Live Blood Cell Analysis
The idea is that you put a drop of blood on a microscope slide and look at the living cells. This could be a good idea, but there are serious flaws when this procedure is offered as diagnostic test for food allergy or food toxicity. So far, we have not been convinced that any office-based live cell analysis is valid. The analysts, in our opinion would have difficulty identifying which cell types they were observing. They have no way of differentiating cell-damage artifacts from real pathology. Their displays of cell abnormalities appear to be mostly artifacts, and their diagnoses defy biological knowledge. We would bet big money against the reproducibility of this technique. Any takers?
Experienced microscopists know that looking at living specimens under the microscope changes the specimen. Viewing live cells is difficult because they have to be suspended in a nutrient solution, at the right temperature. It is challenging to keep them alive. Heat from the light source tends to dry cells; the water in which they are suspended evaporates and the cells pucker up, change shape and develop abnormal looking membranes. They may stick together. There are artifacts, in other words, that an uncritical observer can interpret as evidence of disease. Even if the lab has expensive equipment and expertise to keep the cells alive and in good condition, the observer has to be familiar with different cell types, understand their morphological characteristics and behavior.
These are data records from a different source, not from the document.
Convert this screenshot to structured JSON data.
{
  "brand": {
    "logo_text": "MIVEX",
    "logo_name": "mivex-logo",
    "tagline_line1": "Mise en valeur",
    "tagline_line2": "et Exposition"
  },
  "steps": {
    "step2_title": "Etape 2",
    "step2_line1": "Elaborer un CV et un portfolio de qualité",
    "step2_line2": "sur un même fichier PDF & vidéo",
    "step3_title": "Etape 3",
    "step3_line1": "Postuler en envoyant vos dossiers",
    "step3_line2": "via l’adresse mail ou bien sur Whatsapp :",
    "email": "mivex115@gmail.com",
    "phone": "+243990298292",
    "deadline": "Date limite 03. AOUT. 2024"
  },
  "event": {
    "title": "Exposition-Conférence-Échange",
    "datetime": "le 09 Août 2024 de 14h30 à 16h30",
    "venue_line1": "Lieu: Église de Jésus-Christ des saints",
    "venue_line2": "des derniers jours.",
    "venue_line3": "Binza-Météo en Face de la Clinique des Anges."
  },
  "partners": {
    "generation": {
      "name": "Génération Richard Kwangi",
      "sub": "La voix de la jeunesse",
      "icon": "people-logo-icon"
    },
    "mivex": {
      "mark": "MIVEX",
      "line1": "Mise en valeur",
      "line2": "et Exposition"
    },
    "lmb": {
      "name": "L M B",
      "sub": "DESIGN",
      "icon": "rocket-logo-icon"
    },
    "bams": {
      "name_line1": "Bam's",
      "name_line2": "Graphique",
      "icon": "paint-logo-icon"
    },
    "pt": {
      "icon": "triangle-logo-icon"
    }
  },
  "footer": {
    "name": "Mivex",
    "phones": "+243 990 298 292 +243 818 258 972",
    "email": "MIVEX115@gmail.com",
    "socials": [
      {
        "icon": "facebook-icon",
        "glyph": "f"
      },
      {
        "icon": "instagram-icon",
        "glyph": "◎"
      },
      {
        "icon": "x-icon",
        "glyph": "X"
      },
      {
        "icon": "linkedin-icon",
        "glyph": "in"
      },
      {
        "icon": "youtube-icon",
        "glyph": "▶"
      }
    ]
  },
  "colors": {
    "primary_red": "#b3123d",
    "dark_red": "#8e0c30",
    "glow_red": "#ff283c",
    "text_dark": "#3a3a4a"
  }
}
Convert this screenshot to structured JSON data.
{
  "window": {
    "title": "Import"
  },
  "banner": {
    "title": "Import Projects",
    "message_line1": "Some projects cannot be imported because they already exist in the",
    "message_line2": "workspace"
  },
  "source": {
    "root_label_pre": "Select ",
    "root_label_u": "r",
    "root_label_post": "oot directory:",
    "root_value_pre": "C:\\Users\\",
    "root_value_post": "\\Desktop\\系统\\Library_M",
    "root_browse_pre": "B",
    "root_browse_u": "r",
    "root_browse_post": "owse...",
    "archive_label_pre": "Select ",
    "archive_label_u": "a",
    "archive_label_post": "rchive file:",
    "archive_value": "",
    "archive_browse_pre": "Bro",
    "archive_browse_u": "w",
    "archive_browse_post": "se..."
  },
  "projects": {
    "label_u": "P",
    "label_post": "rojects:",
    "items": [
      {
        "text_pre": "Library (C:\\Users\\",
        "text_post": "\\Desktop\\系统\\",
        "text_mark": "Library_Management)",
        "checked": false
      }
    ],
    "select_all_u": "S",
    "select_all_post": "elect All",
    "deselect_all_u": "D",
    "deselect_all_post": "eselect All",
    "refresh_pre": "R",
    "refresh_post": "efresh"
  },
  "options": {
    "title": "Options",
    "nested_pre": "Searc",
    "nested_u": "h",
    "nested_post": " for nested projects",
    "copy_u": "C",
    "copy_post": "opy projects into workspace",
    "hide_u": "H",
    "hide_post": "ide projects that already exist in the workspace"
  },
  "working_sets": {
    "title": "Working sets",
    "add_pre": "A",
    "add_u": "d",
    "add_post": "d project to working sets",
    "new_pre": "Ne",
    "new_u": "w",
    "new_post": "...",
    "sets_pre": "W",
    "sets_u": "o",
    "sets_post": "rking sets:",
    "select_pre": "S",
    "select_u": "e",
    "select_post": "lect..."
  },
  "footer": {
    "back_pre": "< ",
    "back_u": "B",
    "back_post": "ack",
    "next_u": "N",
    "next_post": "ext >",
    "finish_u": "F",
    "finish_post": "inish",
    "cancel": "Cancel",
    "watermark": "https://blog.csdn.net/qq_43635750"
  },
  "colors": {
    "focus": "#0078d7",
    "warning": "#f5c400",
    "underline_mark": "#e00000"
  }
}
There are possibilities for advanced systems of live blood cell analysis. We would like to know more about how blood cells behave in vivo, and it is possible to simulate living conditions under the microscope, although expensive equipment and skilled operators are prerequisites. There are proper techniques for observing how specific living blood cells behave when exposed to specific stimuli. One test, for example, observes whether lymphocytes begin to multiply when they are exposed to an antigen. A clinical test based on this idea could be useful. This is a research project, not a validated diagnostic method and certainly not a technique that can be done by amateurs.